In academia, there is strong pressure to do good research. Many times this is equated to descriptive and explanatory research focused on the natural world around us. We can’t make a pulsar something it is not. We simple try to explain it. In their research, engineers would be like physicists and doctors would be like biologists. Maybe we need to rethink the paradigm of our science, more focused on the matter of our science – artifacts – than on the paradigms of those who study nature.

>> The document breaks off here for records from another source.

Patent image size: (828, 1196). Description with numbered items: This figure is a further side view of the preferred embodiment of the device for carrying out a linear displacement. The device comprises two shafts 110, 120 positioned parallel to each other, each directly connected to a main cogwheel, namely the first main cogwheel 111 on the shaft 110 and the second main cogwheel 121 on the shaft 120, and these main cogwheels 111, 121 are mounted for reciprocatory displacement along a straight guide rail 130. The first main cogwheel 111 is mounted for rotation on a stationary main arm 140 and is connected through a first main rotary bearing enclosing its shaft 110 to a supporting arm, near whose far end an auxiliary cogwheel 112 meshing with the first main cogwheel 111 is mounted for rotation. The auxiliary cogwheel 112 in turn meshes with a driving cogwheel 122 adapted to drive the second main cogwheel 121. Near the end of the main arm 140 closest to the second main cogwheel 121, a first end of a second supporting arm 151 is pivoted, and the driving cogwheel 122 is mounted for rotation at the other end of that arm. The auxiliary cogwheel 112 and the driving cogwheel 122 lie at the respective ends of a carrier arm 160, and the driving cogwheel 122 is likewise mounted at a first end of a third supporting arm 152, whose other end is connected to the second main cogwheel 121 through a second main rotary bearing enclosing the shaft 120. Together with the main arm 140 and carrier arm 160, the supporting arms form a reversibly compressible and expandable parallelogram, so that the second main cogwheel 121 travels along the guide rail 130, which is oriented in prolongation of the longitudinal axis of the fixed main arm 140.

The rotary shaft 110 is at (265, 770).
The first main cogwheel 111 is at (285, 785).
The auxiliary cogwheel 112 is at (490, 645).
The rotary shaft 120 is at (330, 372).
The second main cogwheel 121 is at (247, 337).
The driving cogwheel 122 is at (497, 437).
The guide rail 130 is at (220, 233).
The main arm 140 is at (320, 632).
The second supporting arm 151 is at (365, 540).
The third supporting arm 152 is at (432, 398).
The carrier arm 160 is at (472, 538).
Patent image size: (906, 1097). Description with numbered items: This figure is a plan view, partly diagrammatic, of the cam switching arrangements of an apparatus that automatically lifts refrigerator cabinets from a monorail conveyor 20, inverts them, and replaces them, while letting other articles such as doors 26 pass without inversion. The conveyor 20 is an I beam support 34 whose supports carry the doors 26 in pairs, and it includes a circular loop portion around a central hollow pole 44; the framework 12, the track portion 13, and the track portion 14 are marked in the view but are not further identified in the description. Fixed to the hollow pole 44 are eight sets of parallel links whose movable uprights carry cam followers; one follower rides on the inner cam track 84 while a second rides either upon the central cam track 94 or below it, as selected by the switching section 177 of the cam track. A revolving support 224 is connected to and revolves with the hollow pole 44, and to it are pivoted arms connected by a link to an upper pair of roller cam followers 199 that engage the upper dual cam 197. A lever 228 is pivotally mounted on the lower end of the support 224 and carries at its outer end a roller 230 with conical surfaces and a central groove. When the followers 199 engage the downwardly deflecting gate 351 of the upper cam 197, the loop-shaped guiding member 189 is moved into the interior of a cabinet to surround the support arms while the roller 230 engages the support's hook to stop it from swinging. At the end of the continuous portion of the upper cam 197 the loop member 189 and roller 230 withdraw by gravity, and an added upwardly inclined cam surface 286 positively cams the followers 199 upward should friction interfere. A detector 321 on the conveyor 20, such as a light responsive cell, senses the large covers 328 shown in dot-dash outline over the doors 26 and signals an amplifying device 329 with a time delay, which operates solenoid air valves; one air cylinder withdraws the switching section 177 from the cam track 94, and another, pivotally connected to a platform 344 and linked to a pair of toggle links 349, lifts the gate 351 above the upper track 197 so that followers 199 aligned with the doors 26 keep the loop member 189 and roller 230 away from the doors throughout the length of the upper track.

In a previous post, I talked about structured documents. These are not a product of nature, but things constructed by humans. We have the ability to define and redefine them so as to meet our needs to build systems of artifacts. For example, consider a stipulated definition that defines them as sequences of symbols. If we find that we can’t communicate what we wish to via the existing symbol set, we can change the symbol set. As another example, if we find a sequenced set of symbols does not provide adequate facility to manipulate and control the document, we can define document as a directed acyclic graph of elements over that symbol set. This might allow us to do partial locking and structural analysis. We could take the example further and introduce attributes and metadata to the model to give us additional capability. This kind of design science is very different from the descriptive natural science that says a document is what it is and it is our goal to describe it in its natural form.
In these examples, we are describing a science that changes the object of study so as to better achieve the design goals set for it. If our cars don’t provide adequate crash protection, we redesign them to provide better crash protection. Similarly, if buildings don’t survive earthquakes, we redesign them so that they will. If the structures and mechanisms by which we create and share information are inadequate, we need to build new structures that allow us to achieve our goals. I am reminded of the Serpent, who in Act 1 of George Bernard Shaw’s Back to Methuselah, says to Eve: “You see things; and you say 'Why?' But I dream things that never were; and I say 'Why not?'."